Cumhuriyet, Birgün ve Evrensel gazetelerinin oluşturduğu dayanışma platformu ile TELE1 ile dayanışma gecesi düzenledi. Geceye CHP Genel Başkanı Kemal Kılıçdaroğlu da katıldı.
T24'te yer alan habere göre, geceye ilişkin konuşan TELE1 Genel Koordinatörü Murat Tayla, “Bu geceye katılan herkese çok teşekkür ediyorum. Biz bu geceyi düzenlerken basın özgürlüğü vurgusuyla yaptık. Zor bir meslek yapıyoruz. Türkiye’de özgür yayın yapmak isteyen tüm kanallar için yapılan bir destek gecesidir bu. O anlamda da gurur verici güzel bir gece olacak" dedi.

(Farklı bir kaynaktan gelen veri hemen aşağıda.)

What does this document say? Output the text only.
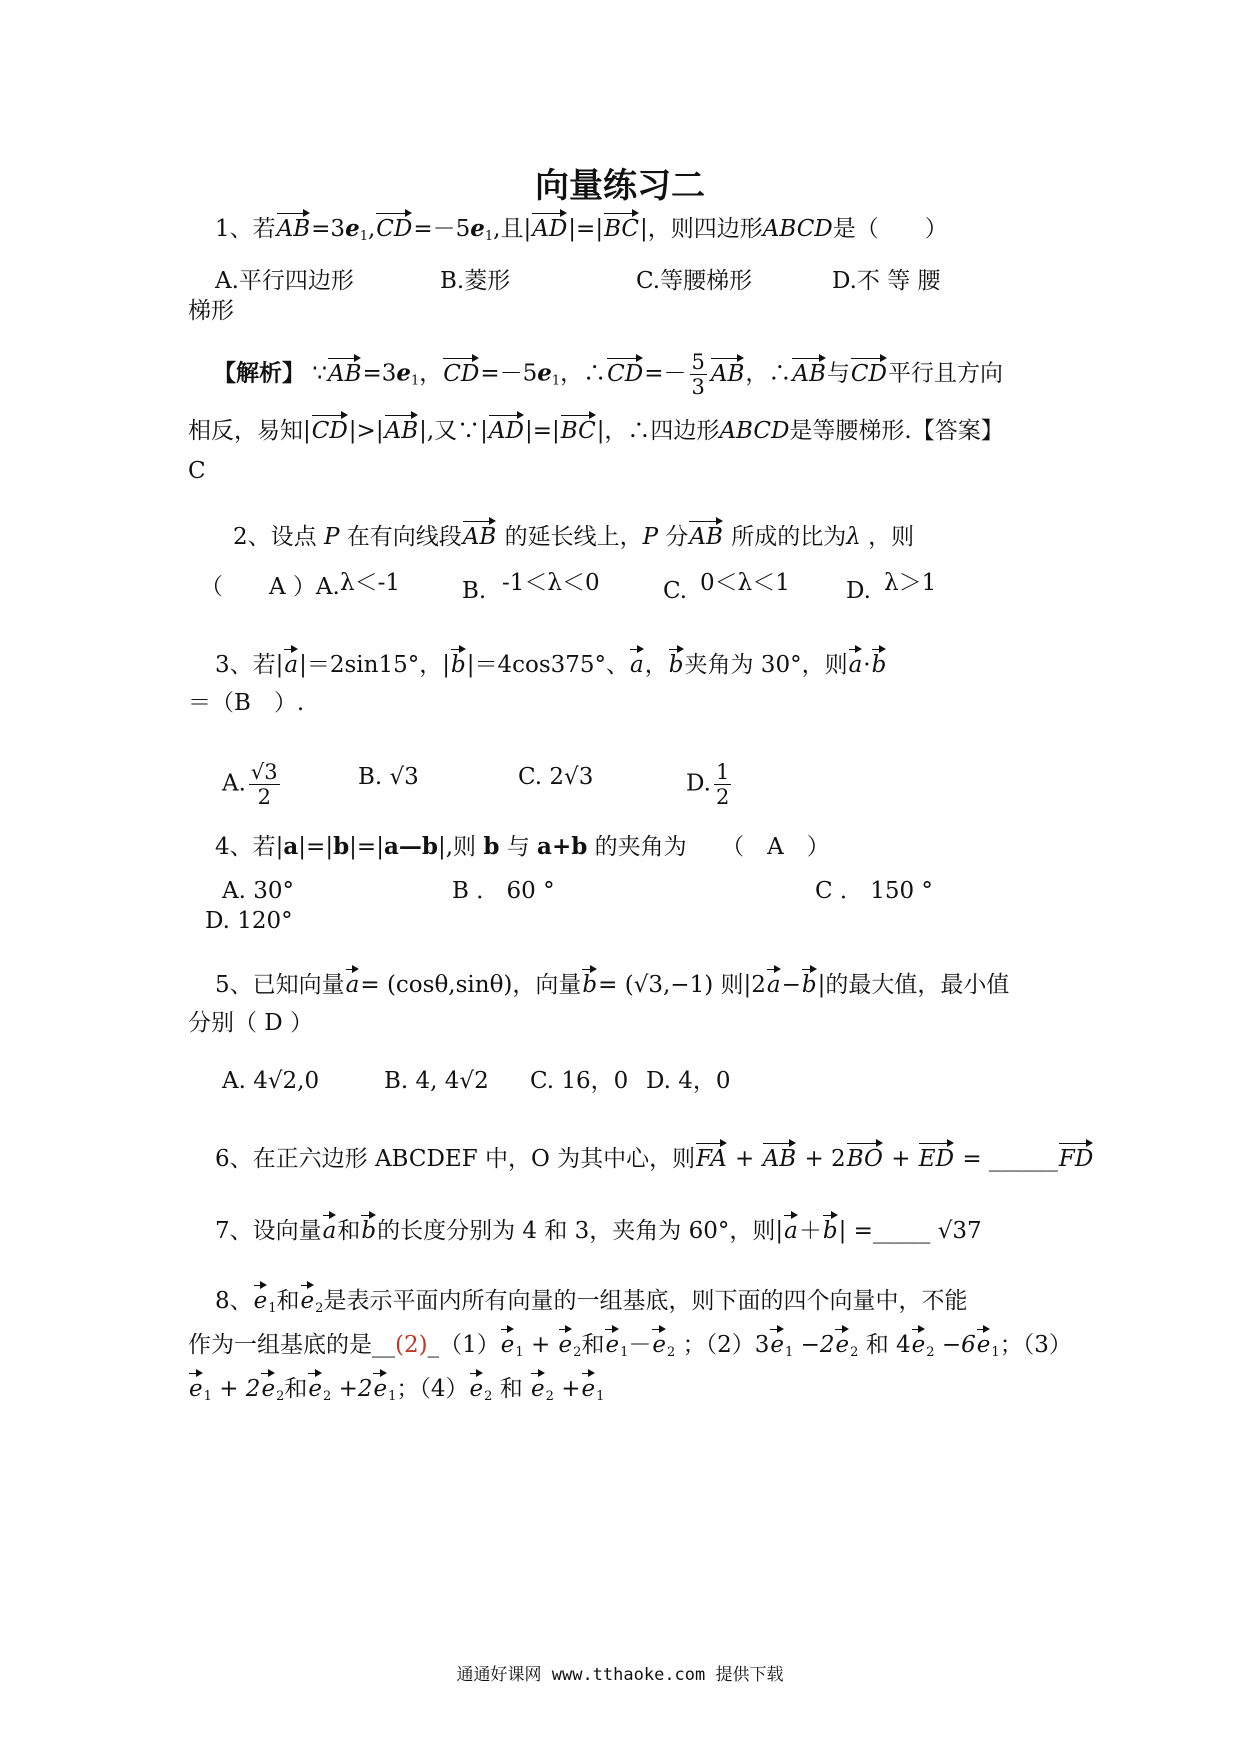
向量练习二
1、若$AB=3e_1,CD=-5e_1$,且|AD|=|BC|，则四边形ABCD是（　　）
A.平行四边形	B.菱形	C.等腰梯形	D.不 等 腰
梯形
【解析】 $\because AB=3e_1$，$CD=-5e_1$，∴CD=－ $\frac{5}{3}$ AB，∴AB与CD平行且方向
相反，易知|CD|>|AB|,又∵|AD|=|BC|，∴四边形ABCD是等腰梯形.【答案】
C
2、设点 P 在有向线段AB 的延长线上，P 分AB 所成的比为λ ，则
（　　A ）A. λ＜-1	B. -1＜λ＜0	C. 0＜λ＜1 D. λ＞1
3、若|a|＝2sin15°，|b|＝4cos375°、a，b夹角为 30°，则a·b
＝（B　）.
A. $\frac{√3}{2}$	B. √3	C. 2√3	D. $\frac{1}{2}$
4、若|a|=|b|=|a—b|,则 b 与 a+b 的夹角为　　（　A　）
A. 30°	B ． 60 °	C ． 150 °
D. 120°
5、已知向量a= (cosθ,sinθ)，向量b= (√3,−1) 则|2a−b|的最大值，最小值
分别（ D ）
A. 4√2,0	B. 4, 4√2 C. 16，0 D. 4，0
6、在正六边形 ABCDEF 中，O 为其中心，则FA + AB + 2BO + ED = ______FD
7、设向量a和b的长度分别为 4 和 3，夹角为 60°，则|a＋b| =_____ √37
8、$e_1$和$e_2$是表示平面内所有向量的一组基底，则下面的四个向量中，不能
作为一组基底的是$\_\_(2)\_(1)e_1 + e_2$和$e_1-e_2$ ；$(2)3e_1 -2e_2$ 和 $4e_2 -6e_1$；（3）
$e_1 + 2e_2$和$e_2 +2e_1$；$(4)e_2$ 和 $e_2 +e_1$
通通好课网 www.tthaoke.com 提供下载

Gazeteci Emre Kongar ise, "Merdan Yanardağ maddi manevi burada, Murat bey belirtti özgür yayıncılık öyle kolay bir iş değil bu gecenin gerçekleştirilmesinde TELE1 çalışanları gayret gösterdi ve çok büyük bir başarıdır. Bu gecenin örgütlenmesi büyük bir başarı. Türkiye’de Atatürk devrimlerini özümsemiş demokratik laik ve sosyal hukuk devlerine inanan bizi izleyen halk var. Milli egemenlik orada işte, Milli egemenlik muhalefeti, özgürlükleri savunanları adalet isteyenleri dışlayarak tanımlanamaz. Milli egemenlik özgürlük ve eşitliğe yöneliktir" diye konuştu.
Kılıçdaroğlu: Aslında hepimiz yarı açık bir cezaevindeyiz
CHP Genel Başkanı Kemal Kılıçdaroğlu programda bir konuşma yaptı.
Ülkenin zor bir süreçten geçtiğini söyleyen Kılıçdaroğlu, "Dışardaymışız gibi görünsek de aslında hepimiz yarı açık bir cezaevindeyiz. Yazarların bile yazılamadığı, resimlerin, karikatürlerin rahat çizilemediği bir ortam. Ama bu ülkenin aydınları, siyasetçileri karanlığa karşı mücadele ederlerse her türlü karanlığı yener ve toplumu ve zihinleri aydınlatırlar. Aydınların böyle bir sorumluluğu var. Bu aydınlardan birisi de Merdan Yanardağ dolayısıyla Merdan Yanardağ’a buradan sevgilerimi ve saygılarımı gönderiyorum. Hiç kimse bizi yıldıramaz inandığımız yolda ve davada azimli ve kararlı yürürsek. Birlikte olduğumuz çemberi büyütürsek Türkiye’yi aydınlığa çıkarırız" dedi.
Kılıçdaroğlu şöyle devam etti:
Anayasa der ki ‘Basın hürdür, sansür edilemez’. Bu kadar açık. Basın hürdür, sansür edilemez. Ama bu ülkede basının, radyoların, televizyonların özgürce yayın yaptığını kim söyleyebilir? Var olan kurumlar bir anlamda infaz kurumları olarak görev yapıyor. Yargı, yargı olmaktan çıkmış. Bu konuda bugüne kadar tanık olmadığımız pek çok yolsuzluklara yargıçların ve savcıların nasıl dahil olduğunu görüyoruz. Hak arayanların nasıl mağdur edildiğin görüyoruz. Eşi ve iki çocuğu öldürülen bir annenin (Emine Şenyaşar) adalet arayışına hep beraber tanık oluyoruz. Var olan iktidarın yani saray iktidarının ahlaki ve siyasi meşruiyeti yoktur. Bu meşruiyetsizliğe karşı hep beraber mücadele edeceğiz.